Similarly, there are two more three-variable models: snow+extent+time, and area+extent+time, both of which I suspect would be worse; and a four-variable model which would likely be slightly better, but which will fit an elephant if you want it to :-)
I've added some of these permutations to the table :
1979 - 2017 1992 - 2018
Adjusted SD Adjusted SD
k=2 (one variable) :
Time 543 542
Area 420 396
Snow 711 617
Extent 502 522
k=3 (two variables) :
snow+area 415 375
area+time 422 379
snow+extent 495 466
k=4 (three variables) :
snow+area+extent 413 378
snow+area+time 419 367
k=5 (four variables) :
snow+area+extent+time 415 359
Conclusions from these added combinations :
1) 'Extent' is not really a good predictor. 'Area' is much better, as was already noted in the post by Bill Fothergill :
http://neven1.typepad.com/blog/2013/06/problematic-predictions.htmlThe only reason I included 'extent' in my formula was that (extent - area) seemed to be a good metric for "water that is very close to ice", which I thought may have a physical meaning as an area that would more efficiently turn solar heat into melting ice.
Now there is some correlation with that, but these experiments show that it's basically 'noise' as well (see the "snow+area+extent" line versus the simpler "snow+area" line).

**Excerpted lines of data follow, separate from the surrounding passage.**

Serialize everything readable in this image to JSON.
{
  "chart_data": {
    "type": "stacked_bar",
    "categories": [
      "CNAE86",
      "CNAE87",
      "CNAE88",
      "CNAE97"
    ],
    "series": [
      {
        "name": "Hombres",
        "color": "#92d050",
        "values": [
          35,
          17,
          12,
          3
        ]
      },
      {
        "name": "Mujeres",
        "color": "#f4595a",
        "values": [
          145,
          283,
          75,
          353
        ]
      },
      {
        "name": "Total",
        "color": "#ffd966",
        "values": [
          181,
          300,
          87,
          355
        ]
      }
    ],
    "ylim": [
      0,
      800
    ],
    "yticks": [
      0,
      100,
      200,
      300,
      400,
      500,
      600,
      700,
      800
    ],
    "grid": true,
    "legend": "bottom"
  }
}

2) Snowcover in June by itself is a terrible predictor of Sept SIE, but that is explainable : snow cover does not 'know' the June state of the ice pack.
To see that it is still useful, let's look at the physics. Since we are calculating how much energy there is in the Arctic system in June, that energy will be melting out ice over the June -> September period. So, we should try to predict the amount of ice that will be melting between June and September.
So let's change the regression formula so that it tries to predict the "June-area minus Sept-extent" variable instead of "Sept-extent" in absolute numbers. Nothing much changed about the regression method itself, since "June-area" is known in June.
When we do that we get these results of the for the individual variables :
1979 - 2017 1992 - 2018
Adjusted SD Adjusted SD
k=2 (one variable) :
Time 421 382
Area 420 396
Snow 426 389
Extent 433 428
This shows that 'Snow cover' even all by itself has pretty good predicting value for estimating how much more ice will melt out between June and September, especially over the 1992 - 2017 period. Only the (unphysical) 'time' variable seems to be better than 'snow cover'...
3) For the fun of it I also included a four-variable formula with "snow+area+extent+time". You can see that it makes things worse for the 1979-2017 period, and better for the 1992-2017 period.
With the increased risk that we are fitting an elephant here
Overall, I really like the simplicity (only 2 variables) and performance of the "snow+area" formula.
And it makes perfect physical sense as well : "snow+area" is how "white" the Arctic is in June.
The adjusted SD of 375 k km
2 is excellent, and beats most prediction methods in the SIPN. So I think I'm going to switch over to that simple "snow+area" model in my future predictions.
P.S. Almost all of these regression formulas end up projecting into the 4.8 - 5.2 range for Sept 2018 SIE.